風に吹かれて
風に吹かれて
解説 アルバム『STOP MOTION』の5曲目に収録されている曲である。この『STOP MOTION』に収録されている曲の中では「STOP MOTION〜alubum version〜」、「ふたり」に並んで大好きな曲の一つである。
この歌の歌詞で注目したいのは2箇所、一つは「た・だ・そ・ば・に・い・た・い」である。摩季ソングに限らず相手の側にいたい想いを歌った歌は多いが、この歌ではその歌詞の前にある、「約束も 未来も いらない」、「始まりも 終わりも いらない」、という時間の長短を超越せんとする歌詞がその気持ちを強調している。

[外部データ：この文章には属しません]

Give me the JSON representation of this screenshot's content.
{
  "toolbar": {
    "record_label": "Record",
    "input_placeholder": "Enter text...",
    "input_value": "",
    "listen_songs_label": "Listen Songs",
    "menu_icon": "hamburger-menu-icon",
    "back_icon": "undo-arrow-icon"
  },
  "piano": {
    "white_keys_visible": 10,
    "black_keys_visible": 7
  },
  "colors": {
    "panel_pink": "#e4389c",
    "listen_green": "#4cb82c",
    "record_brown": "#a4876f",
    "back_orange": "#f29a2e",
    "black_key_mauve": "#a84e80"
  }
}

同じ表現が「DA・KA・RA」の「過去より 未来より 一瞬が欲しい」という歌詞にも見られる。本当に相手の側にいるのが幸せなんだなあ、と感じさせてくれる。
もう一つは「「好き」と感じたら 友達さえ戻れない」という歌詞である。
「Return To My Love」、「うそつき」や「Everybody Groove」等にも友達に惚れる事によって、かつての関係には戻れない、All or Nothingの選択を迫られるリスクが同様に歌われている。
ダンエモンの様に全く女性に相手にされない男なら告白するにも「失うものなんて何もない。」と腹を括れるが(苦笑)、下手に仲がいいと、「失うもの」の恐怖に決断が鈍ることは想像に難くない。

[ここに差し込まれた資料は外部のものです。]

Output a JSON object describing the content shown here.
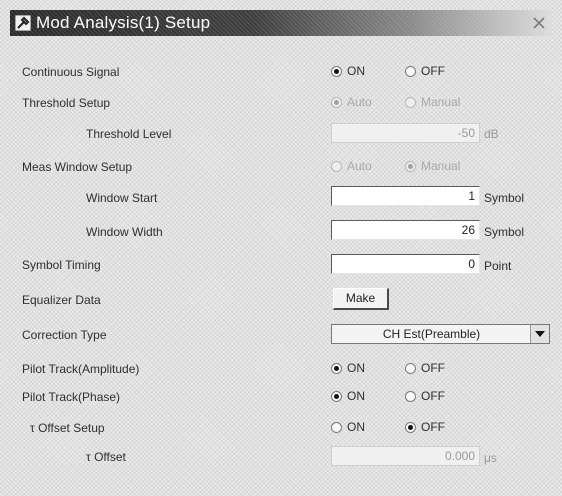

軽やかな曲調と風の流れる様に綴られる歌詞と曲は穏やかさの中に芯の強さを持つ摩季ソングの一つの魅力を為している。例え叶わぬ思いに終わっても、花弁や綿帽子のような小さな存在であったとしても、ひっそりとでも愛する人の側にいたい気持ちは「熱くなれ」や「この闇を突き抜ける」とは違った強さの表れであり、派手さはなくても動かし難い意志の強さとしての魅力が漂う。
タイトルにも使われている「風」という存在を通じて、「風」の如き強さと軽やかさは後の「風になれ」にも活かされていると言えるだろう。